Depuis 1936, le problème judéo-arabe en Palestine apparaît de plus en plus comme le conflit le plus grave dans la région et, en 1939, toutes les données rendant ce conflit inéluctable sont déjà en place. Si le rapport de forces a évolué pendant la guerre en faveur des Juifs dont la détermination politique s'est accrue, le rapport numérique entre les deux populations et leur dissymétrie organisationnelle sont restés les mêmes

 

La présence anglaise en Palestine, résultant de la Première Guerre mondiale, a été la condition nécessaire au développement du foyer national juif. Le retrait anglais, résultant de la Seconde Guerre mondiale, sera la condition nécessaire à la transformation de celui-ci en État. Bien plus que la guerre elle-même, c'est la création de cet État qui constitue le second grand événement exerçant une influence décisive sur l'évolution politique du Moyen-Orient au XXe siècle, le premier ayant été la révolte de 1916 et ses séquelles de 1919 et 1920.

 

En juillet 1945, la victoire électorale des travaillistes suscite de nombreux espoirs. Mais les contraintes de l'exercice du pouvoir l'emporteront rapidement sur les préférences idéologiques, la politique anglaise en Palestine étant dominée par deux préoccupations : ne pas trop accroître l'hostilité à son égard dans les autres pays arabes et conserver si possible en Palestine des positions militaires qu'elle risque fort de perdre bientôt dans les pays voisins.

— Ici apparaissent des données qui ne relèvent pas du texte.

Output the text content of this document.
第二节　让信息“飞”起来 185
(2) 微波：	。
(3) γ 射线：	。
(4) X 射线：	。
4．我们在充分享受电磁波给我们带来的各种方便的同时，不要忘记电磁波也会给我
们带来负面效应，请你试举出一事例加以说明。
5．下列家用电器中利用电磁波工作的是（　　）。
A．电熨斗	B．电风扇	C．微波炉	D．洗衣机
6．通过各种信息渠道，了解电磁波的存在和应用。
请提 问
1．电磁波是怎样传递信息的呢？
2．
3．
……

En mai 1947, l'assemblée générale des Nations Unies réunie en session spéciale désigne une commission qui, après avoir enquêté en Palestine et dans les camps de réfugiés en Europe, présente deux rapports.

Le 29 novembre 1947, le plan de partage est adopté par l'assemblée générale des Nations Unies ? Ce plan propose de diviser la Palestine en sept parcelles territoriales : trois d'entre elles constitueraient un État juif, trois un État arabe et la septième, Jérusalem, serait internationalisée sous contrôle des Nations Unies. Aucun échange de population n'est prévu entre les deux États qui devront constituer une union économique.

Dans le contexte de 1947, le partage semble la solution la moins impraticable au problème de la Palestine. Mais la complexité du tracé frontalier, l'existence dans l'État juif d'une importante minorité arabe et l'union économique proposée supposent aussi un degré élevé de coopération entre les deux États.

 

Au lendemain du vote de l'O.N.U., le Haut Comité arabe déclare ne lui reconnaître aucune valeur juridique. En Palestine, les Arabes attaquent les quartiers juifs des villes, les colonies rurales et les voies de communication. C'est le début d'une guerre civile qui se poursuivra jusqu'au départ des Anglais.

 

Partageant le pessimisme des Américains quant à l'évolution de la situation, certains dirigeants juifs proposent, le 12 mai, au gouvernement provisoire du futur État que la proclamation de l'indépendance soit retardée. Proposition repoussée. Le même jour, il est décidé de ne pas inclure dans la déclaration d'indépendance la reconnaissance des frontières définies par l'O.N.U.

 

Le 14 mai est proclamée l'existence d'un nouvel État, qui prend le nom d'Israël.

Et dans la nuit du 14 au 15 mai, le haut-commissaire anglais quitte la Palestine, mettant fin officiellement au régime du mandat.